Recompilamos el kernel y editamos el archivo /etc/modules.autoload.d/kernel-2.x añadiendo el modulo ipw2200 para que se cargue al inicio del sistema. 

Reiniciamos el sistema, y ya deberiais tener soporte para vuestra wireless. :Very Happy: 

*NOTA:Al emerger el driver de la wireless, a la vez tambien descarga el firmware que se instala en /usr/lib/hotplug/firmware/,si teneis problemas con la wireless puede ser debido a que os instale una version no actualizada del firmware. Podeis ir a http://ipw2200.sourceforge.net y bajaros el ultimo firmware actualizado.

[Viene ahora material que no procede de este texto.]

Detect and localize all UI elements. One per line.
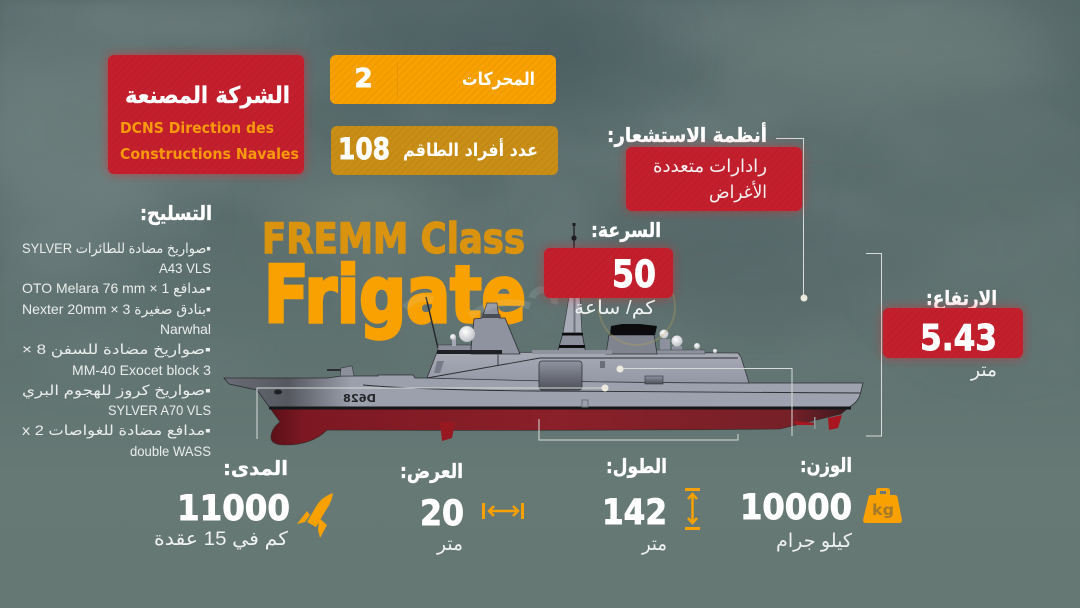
panel: armament list	[22, 201, 212, 459]
panel: sensors: الأغراض	[709, 181, 767, 203]
panel: speed: كم/ ساعة	[574, 298, 656, 319]
panel: sensors: أنظمة الاستشعار:	[607, 121, 767, 147]
panel: armament list: ▪بنادق صغيرة 3 × Nexter 20mm	[22, 301, 211, 318]
panel: engines: المحركات	[462, 69, 535, 90]
title: FREMM Class Frigate: FREMM Class	[262, 214, 525, 263]
panel: speed: 50	[612, 253, 656, 296]
title: FREMM Class Frigate	[262, 214, 526, 341]
hull lower red	[270, 408, 848, 445]
stat: width: متر	[436, 534, 463, 555]
aft mast	[557, 223, 586, 354]
panel: sensors: رادارات متعددة	[653, 156, 767, 176]
deck lines	[363, 354, 860, 393]
hangar door and hull details	[274, 361, 663, 407]
panel: armament list: Narwhal	[160, 321, 211, 337]
illustration: frigate ship	[224, 223, 863, 445]
panel: armament list: A43 VLS	[159, 260, 211, 276]
panel: crew	[331, 126, 558, 175]
background: stormy sky	[0, 0, 1080, 326]
panel: crew: 108	[338, 132, 390, 166]
stat: length: الطول:	[606, 454, 667, 478]
superstructure	[427, 352, 749, 383]
leader lines and dots	[257, 138, 882, 440]
panel: sensors	[607, 121, 802, 211]
stat: weight: 10000	[740, 488, 852, 528]
panel: armament list: ▪مدافع مضادة للغواصات 2 x	[22, 422, 211, 439]
panel: armament list: ▪صواريخ كروز للهجوم البري	[22, 382, 211, 399]
stat: range: كم في 15 عقدة	[154, 529, 289, 550]
stat: length	[602, 454, 700, 555]
panel: armament list: SYLVER A70 VLS	[108, 402, 211, 418]
panel: engines: 2	[354, 64, 373, 94]
forward antenna	[426, 297, 438, 348]
panel: manufacturer: الشركة المصنعة	[125, 83, 290, 109]
hull number: D628	[343, 392, 376, 405]
bridge, windows and pyramid mast	[434, 303, 520, 373]
panel: manufacturer	[108, 55, 304, 174]
panel: crew: عدد أفراد الطاقم	[403, 138, 538, 161]
panel: height: الارتفاع:	[926, 286, 997, 310]
radomes	[450, 326, 717, 354]
funnel block	[532, 324, 657, 354]
panel: armament list: double WASS	[130, 443, 211, 459]
gun turret	[327, 366, 354, 376]
stat: weight: الوزن:	[800, 453, 852, 477]
panel: height	[883, 286, 1023, 381]
stat: length: متر	[641, 534, 667, 555]
stat: weight: كيلو جرام	[776, 531, 853, 552]
panel: speed	[544, 218, 673, 319]
icon: rocket	[297, 493, 333, 538]
stat: width: 20	[420, 494, 464, 534]
hull upper grey	[224, 375, 863, 408]
icon: length arrow	[685, 490, 700, 528]
stat: width: العرض:	[400, 459, 463, 483]
panel: engines	[330, 55, 556, 104]
panel: armament list: ▪مدافع 1 × OTO Melara 76 mm	[22, 280, 211, 297]
stat: range	[154, 456, 333, 550]
panel: speed: السرعة:	[591, 218, 661, 242]
panel: armament list: ▪صواريخ مضادة للطائرات SYLVER	[22, 240, 211, 257]
icon: kg weight: kg	[872, 501, 894, 519]
title: FREMM Class Frigate: Frigate	[264, 251, 526, 341]
stat: length: 142	[602, 493, 667, 533]
stat: weight	[740, 453, 902, 552]
panel: armament list: ▪صواريخ مضادة للسفن 8 ×	[22, 341, 211, 358]
watermark logo	[405, 269, 675, 345]
panel: armament list: MM-40 Exocet block 3	[72, 362, 211, 378]
panel: height: متر	[970, 360, 997, 381]
stat: range: المدى:	[223, 456, 288, 480]
panel: manufacturer: DCNS Direction des	[120, 119, 274, 137]
waterline	[269, 406, 851, 410]
stat: width	[400, 459, 522, 555]
stat: range: 11000	[177, 489, 290, 529]
icon: width arrow	[484, 503, 522, 519]
panel: armament list: التسليح:	[140, 201, 212, 225]
panel: height: 5.43	[920, 318, 997, 359]
icon: kg weight	[863, 488, 902, 523]
panel: manufacturer: Constructions Navales	[120, 145, 299, 163]
rudders and propeller	[440, 415, 842, 441]
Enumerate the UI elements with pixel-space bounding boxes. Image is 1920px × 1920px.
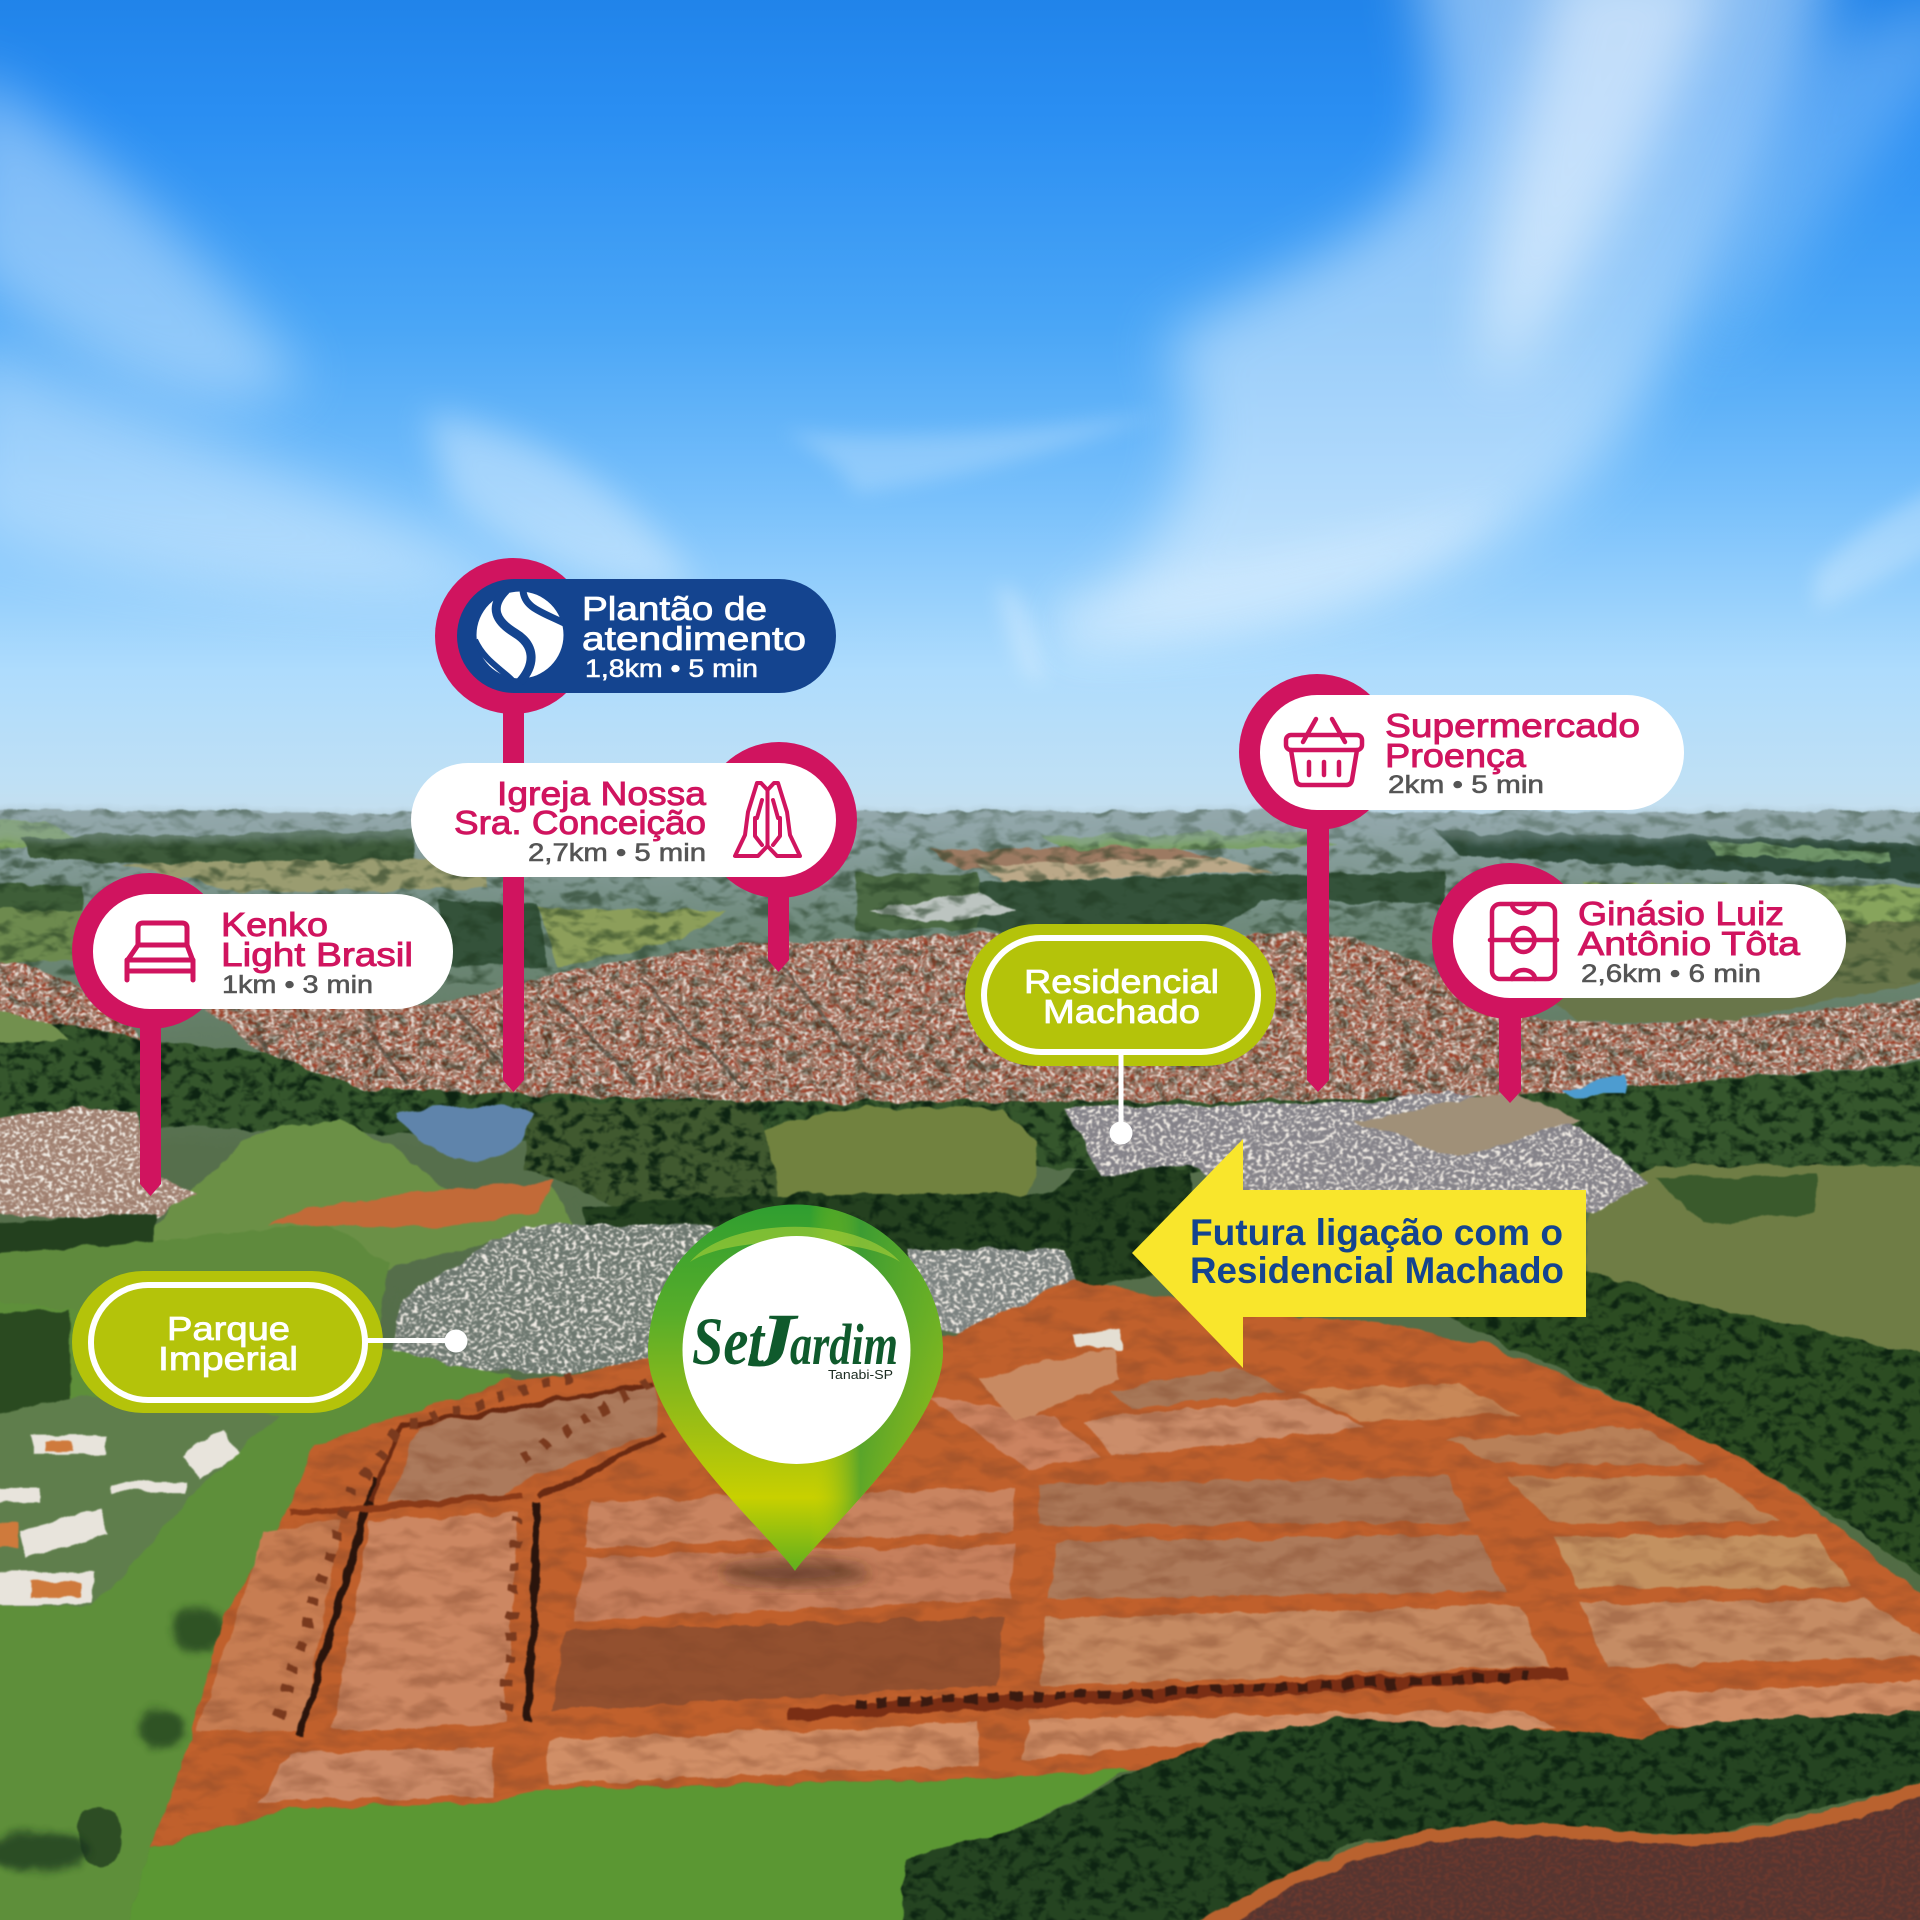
pin head and stem [72,873,228,1196]
pin: Ginásio Luiz Antônio Tôta [1432,863,1846,1103]
pin: Igreja Nossa Sra. Conceição [411,742,857,972]
label text: Ginásio Luiz [1578,895,1784,932]
label text: 2km • 5 min [1388,771,1544,799]
logo text: ardim [790,1312,898,1377]
connector and dot [367,1330,468,1352]
right forest [1384,1274,1920,1593]
construction site: red earth plots [149,1280,1920,1849]
yellow arrow shape [1132,1139,1586,1368]
white pill [1453,884,1846,998]
navy pill [457,579,836,693]
label text: Supermercado [1385,707,1640,744]
label text [158,1310,298,1377]
arrow text [1190,1212,1564,1291]
label text: Proença [1385,737,1527,774]
callout: Parque Imperial [72,1271,468,1413]
label text: 1km • 3 min [222,971,373,999]
label text: Light Brasil [221,936,413,973]
white disc [682,1236,910,1464]
icon: sports court [1490,904,1557,979]
pin head and stem [701,742,857,972]
label text: Parque [167,1310,290,1347]
pin head and stem [435,558,591,1092]
label text: Residencial [1024,963,1219,1000]
label text: Antônio Tôta [1578,925,1801,962]
pin head and stem [1239,674,1395,1092]
callout: Residencial Machado [965,924,1276,1144]
pin shadow [720,1562,870,1584]
town [0,932,1920,1102]
icon: bed [127,923,193,980]
main location pin: Set Jardim [648,1204,943,1584]
label text: Igreja Nossa [497,775,707,812]
green pill [72,1271,383,1413]
label text [454,775,707,867]
lower-left grass and houses [0,1298,1139,1920]
label text [1385,707,1640,799]
arrow text: Futura ligação com o [1190,1212,1563,1253]
label text: Imperial [158,1340,298,1377]
arrow text: Residencial Machado [1190,1250,1564,1291]
label text [1578,895,1801,988]
sky [0,0,1920,843]
midground fields, lake and hill [0,1102,1920,1360]
ploughed field [1175,1772,1920,1920]
foreground forest [905,1710,1920,1920]
white pill [411,763,836,877]
logo text: Set [692,1303,766,1379]
pin: Plantão de atendimento [435,558,836,1092]
pin: Supermercado Proença [1239,674,1684,1092]
label text [221,906,413,999]
label text: Kenko [221,906,328,943]
label text: 2,7km • 5 min [528,839,706,867]
label text: atendimento [582,620,806,657]
label text [1024,963,1219,1030]
label text [582,590,806,683]
icon: praying hands [735,783,800,856]
icon: company S logo [475,590,566,682]
green pill [965,924,1276,1066]
label text: 1,8km • 5 min [585,655,758,683]
connector and dot [1110,1052,1132,1144]
left and right residential blocks [0,1075,1649,1372]
logo text: J [747,1299,799,1383]
label text: 2,6km • 6 min [1581,960,1761,988]
white pill [93,894,453,1009]
logo text [692,1299,898,1383]
pin head and stem [1432,863,1588,1103]
white ring [91,1285,365,1400]
icon: shopping basket [1286,719,1362,785]
pin body [648,1204,943,1571]
label text: Sra. Conceição [454,804,706,841]
label text: Machado [1043,993,1200,1030]
arrow: future connection [1132,1139,1586,1368]
white pill [1260,695,1684,810]
tree band [0,1009,1920,1188]
white ring [984,938,1258,1052]
logo text: Tanabi-SP [828,1368,893,1382]
pin: Kenko Light Brasil [72,873,453,1196]
distant farmland [0,811,1920,1920]
label text: Plantão de [582,590,767,627]
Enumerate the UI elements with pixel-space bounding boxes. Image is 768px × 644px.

-------------------------------------------------------------------------------------------------------------------------

APORTACIONES ACERCA DEL USO&CONFIGURACION:

(De psm1984)

En el directorio /sys/bus/pci/drivers/ipw2200/ aparece la identificacion del pci donde esta la tarjeta, si nos metemos en ese directorio (en mi caso es 0000:01:03.0), podemos encontrar:

-rf_kill:

Si vale 0 es que la tarjeta esta funcionando

Si vale 1 es que la tarjeta esta apagada por software

Si vale 2 la tarjeta esta apagada por hardware

Si vale 3 la tarjeta esta apagada por soft y por hard

podemos consultar su valor con un simple cat, y podemos modificar que este apagada o encendida por software:

echo 1 > rf_kill #Apagada por soft

echo 0 > rf_kill #No esta apagada por soft

--------------------------------------------------------------------------------------------------------------------------

Last update: 01/05/2005

----------

## psm1984

Añade si quieres algo de esto:

En el directorio /sys/bus/pci/drivers/ipw2200/ aparece la identificacion del pci donde esta la tarjeta, si nos metemos en ese directorio  (en mi caso es 0000:01:03.0), podemos encontrar:

-rf_kill:

 Si vale 0 es que la tarjeta esta funcionando

 Si vale 1 es que la tarjeta esta apagada por software

 Si vale 2 la tarjeta esta apagada por hardware

 Si vale 3 la tarjeta esta apagada por soft y por hard

podemos consultar su valor con un simple cat, y podemos modificar que este apagada o encendida por software:

echo 1 > rf_kill  #Apagada por soft

echo 0 > rf_kill  #No esta apagada por soft

----------

## GipfeX

Gracias psm1984 por la aportacion es muy interesante  :Wink: 

Salu2.

----------

## Chewieip

Primero de todos gracias por el how-to. Me ha funcionado bastante bien la primera vez que lo configuré

Ahora, no se porque no me funciona bien la tarjeta wireless. Me dice que esta apagada por hardware. Como la enciendo ? :S

----------

## psm1984

Depende del portatil, en el mio (dell 510m) funciona con la tecla Fn+F2 (la tecla que tiene asignada para encender y apagar la tarjeta), en algunos casos hay que configurarlo en la bios (para que haga el cambio mediante sus manejadores).

----------

## Chewieip

Lo que no comprendo es que no tengo ningun boton para encender o apagar mi targeta wireless. O como minimo no sale nada en el manual. Tengo un ACER TRAVELMATE 4002

----------

## viei

Hola, tengo un punto de acceso en mi casa...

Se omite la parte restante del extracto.